Dünyaya gözlerimi açmamdan tam üç hafta
sonra 27 Mayıs 1960 darbesi olmuş. Kundakta
hiçbir şey hissetmedim...
12 Mart 1972 döneminde ilkokulu
yeni bitirmiştim. Hatırladıklarım köyde büyüklerin haber saatlerinde radyonun
sesini iyice açmaları, çaşırtı ve
cızırtılar arasında duyduğum “anarşiler”, “İsmet Paşa”, “Başbakan Ferit Melen”
ile polis, jandarma, Deniz Gezmiş,
Mahir Çayan laflarıydı. Kaçma, yakalama, kan, silah, vahşet, ölüm…
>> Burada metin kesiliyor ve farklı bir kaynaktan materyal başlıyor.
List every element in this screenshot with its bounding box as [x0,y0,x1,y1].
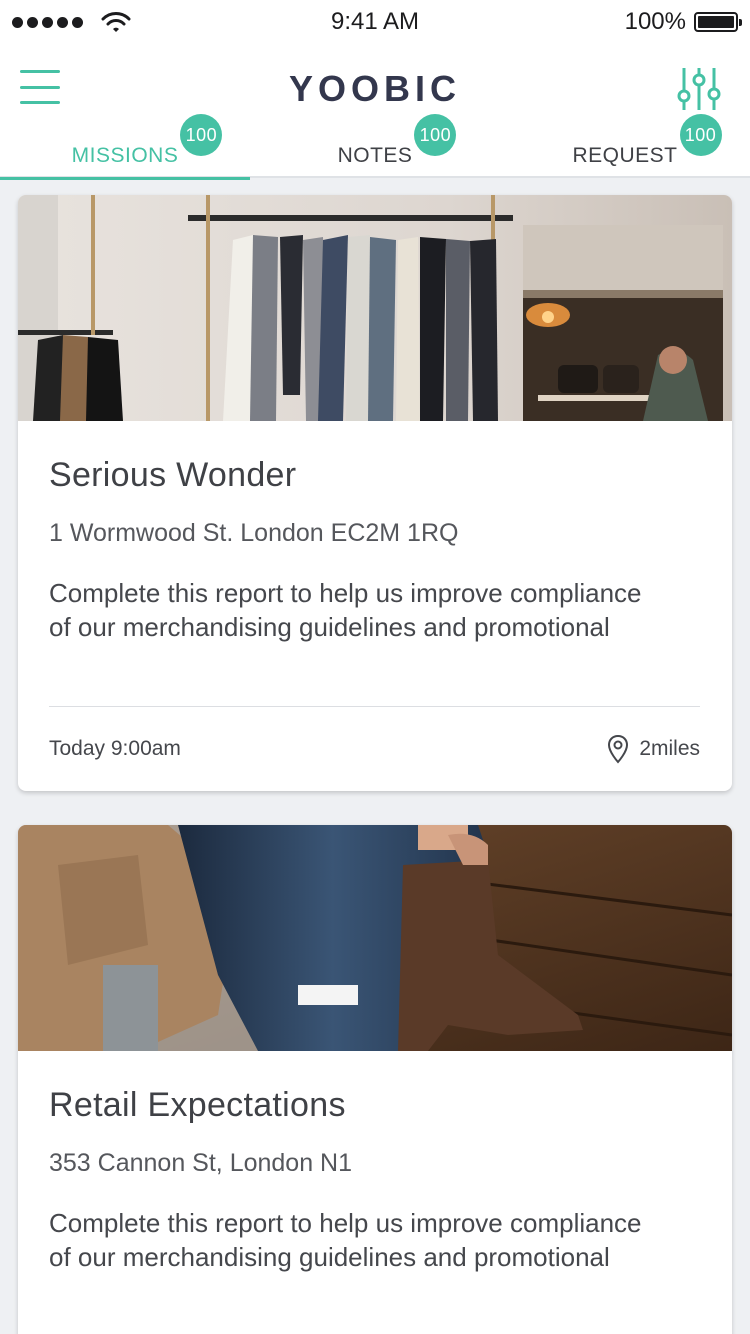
mission-distance: 2miles [607,734,700,764]
battery-percent: 100% [624,8,686,35]
battery-status: 100% [624,8,742,36]
count-badge: 100 [180,114,223,156]
mission-description: Complete this report to help us improve … [49,578,642,642]
sliders-icon [677,68,721,110]
tab-label: MISSIONS [71,144,179,167]
mission-photo-boots [18,825,732,1051]
mission-address: 353 Cannon St, London N1 [49,1149,353,1177]
tab-request[interactable]: REQUEST 100 [500,114,750,178]
tab-bar: MISSIONS 100 NOTES 100 REQUEST 100 [0,114,750,180]
mission-footer: Today 9:00am 2miles [49,707,700,791]
mission-time: Today 9:00am [49,737,181,760]
mission-card[interactable]: Retail Expectations 353 Cannon St, Londo… [18,825,732,1334]
tab-notes[interactable]: NOTES 100 [250,114,500,178]
status-bar: 9:41 AM 100% [0,0,750,44]
app-header: YOOBIC MISSIONS 100 NOTES 100 REQUEST 10… [0,44,750,180]
tab-label: REQUEST [572,144,678,167]
signal-strength-icon [12,11,131,33]
filter-button[interactable] [676,66,722,112]
battery-icon [694,12,742,32]
mission-title: Retail Expectations [49,1086,346,1124]
mission-description: Complete this report to help us improve … [49,1208,642,1272]
wifi-icon [101,12,131,32]
distance-value: 2miles [639,737,700,760]
count-badge: 100 [679,114,722,156]
mission-photo-clothing-rack [18,195,732,421]
mission-card[interactable]: Serious Wonder 1 Wormwood St. London EC2… [18,195,732,791]
mission-title: Serious Wonder [49,456,297,494]
mission-address: 1 Wormwood St. London EC2M 1RQ [49,519,459,547]
tab-label: NOTES [337,144,413,167]
map-pin-icon [608,734,629,764]
tab-missions[interactable]: MISSIONS 100 [0,114,250,180]
app-logo: YOOBIC [288,68,461,109]
count-badge: 100 [414,114,457,156]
12 Eylül 1980 sabahı artık büyümüştüm. Ankara’da ODTÜ’nün karşısındaki DSİ
lojmanlarının inşaatında işçi olarak çalışıyor, birkaç hafta içinde üniversiteye
kaydolma heyecanını yaşıyordum. Darbeyi
sabah erkenden, elimde çaydanlık çeşmeye su almaya giderken, namluyu üzerime
doğru çeviren siyah bereli tankçı askerden öğrenmiştim.
12 Eylül, 50 kişinin idam
edilmesi, hapishanelerde yatacak yer kalmaması, yüzbinlerce kişinin gözaltına
alınması, işkenceler, sakatlıklar, mahrumiyet, kim vurduya gitme, bütün hayatının polisin iki dudağı arasında olması,
okuduğun kitap gazete nedeniyle sorgusuz sualsiz yıllarca hapis yapmak, iki
satır yazıyla okuldan kovulmak, işsiz kalıp sefalete mahrum olmak, sağlığını
yitirmek, canını yurt dışına atma derdine
düşme… gibi ağır bir durumdu.
Tabi 12 Eylül’e tanıklık ettikten
sonra 28 Şubat’a darbe denmesi bana komik gelmişti! Evet,
seçilmiş hükumet istifaya zorlanmıştı, tehdit vardı, ama kimse canından
olmamıştı işte.
15 Temmuz için tek söyleyeceğim şu: “İyi ki başarısız oldu!”…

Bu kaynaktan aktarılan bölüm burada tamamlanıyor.